The solution: Data Warehouse x Data Lake = Data Lakehouse. A lakehouse is a new, open architecture that combines the best elements of data lakes and data warehouses in one system. The result: data teams can work faster and more efficiently.
We rely on the following solutions: First, the Databricks Lakehouse platform. This has the architectural features of a Lakehouse - but at lower cost and with more flexibility. Microsoft's Azure Synapse Analytics, on the other hand, integrates with Azure Databricks and optimally combines the areas of data integration, Big Data analyses and data warehousing at enterprise level.
Thanks to highly developed technologies, analyses with Advanced Analytics go far beyond the applications of traditional Business Intelligence (BI). The goal: to gain deeper insights, make better predictions or derive more concrete recommendations for action.
The applied analysis techniques include data/text mining, machine learning, pattern matching, forecasting, semantic analysis, sentiment analysis, network & cluster analysis, graph analysis, simulation, complex event processing and neural networks. Secure your competitive advantage now and work with us to achieve the consistent use of advanced analytics to make business-critical processes more efficient. For example: The development of predictive forecasting models for forecasting financial flows (e.g., cash flow forecast).
Ready for the digital transformation? Then let's start!
What is driving the need for Self Service BI in the business departments? Obviously, a lack of agility in the supply of information as well as ever-increasing demands for ad-hoc evaluations.

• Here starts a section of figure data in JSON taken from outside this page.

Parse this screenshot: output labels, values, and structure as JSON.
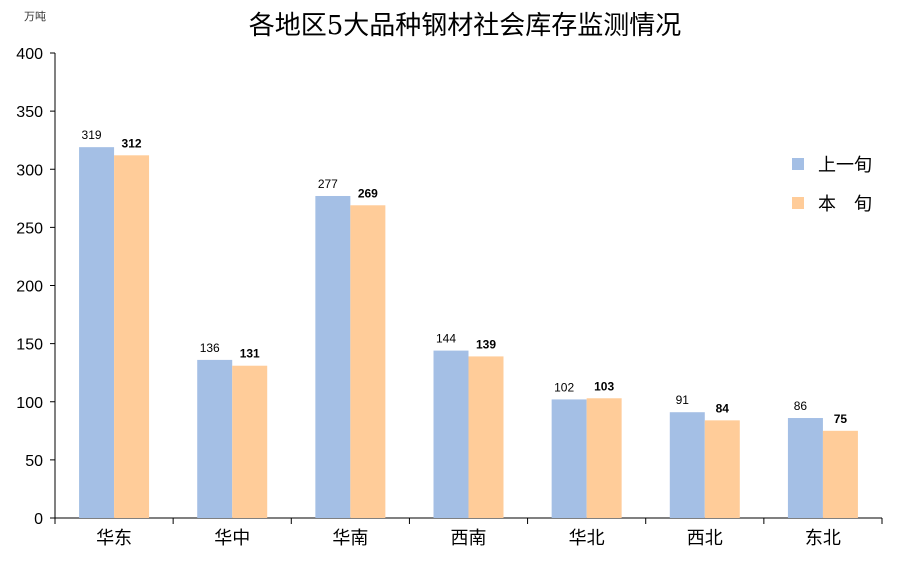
{
  "chart_data": {
    "type": "bar",
    "title": "各地区5大品种钢材社会库存监测情况",
    "unit_label": "万吨",
    "xlabel": "",
    "ylabel": "",
    "ylim": [
      0,
      400
    ],
    "y_ticks": [
      0,
      50,
      100,
      150,
      200,
      250,
      300,
      350,
      400
    ],
    "categories": [
      "华东",
      "华中",
      "华南",
      "西南",
      "华北",
      "西北",
      "东北"
    ],
    "series": [
      {
        "name": "上一旬",
        "values": [
          319,
          136,
          277,
          144,
          102,
          91,
          86
        ],
        "color": "#A4BFE5"
      },
      {
        "name": "本　旬",
        "values": [
          312,
          131,
          269,
          139,
          103,
          84,
          75
        ],
        "color": "#FFCC99"
      }
    ],
    "grid": false,
    "legend_position": "right"
  }
}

The solution: self-service BI combined with a mature data governance strategy. Because Self Service BI involves the risk of generating larger data sources, definitions and isolated solutions in an uncontrolled manner. A mature data governance strategy counteracts this and forms the necessary framework for a functioning managed self-service approach. Together with you, we implement modern self-service platforms and architectures that are managed independently in your specialist departments and thus ensure greater independence from IT.
Good decisions require that they are based on the right information. It can be fatal for a company if decision-makers misunderstand information from reporting. The basis for comprehensible reporting must therefore be the introduction of a visualisation standard.
Based on the IBCS standard, we develop report notations with our customers that enable you and your employees to create meaningful and understandable reports. Another positive effect of developing and introducing a visualisation standard: the amount of reports can be reduced by up to 80%.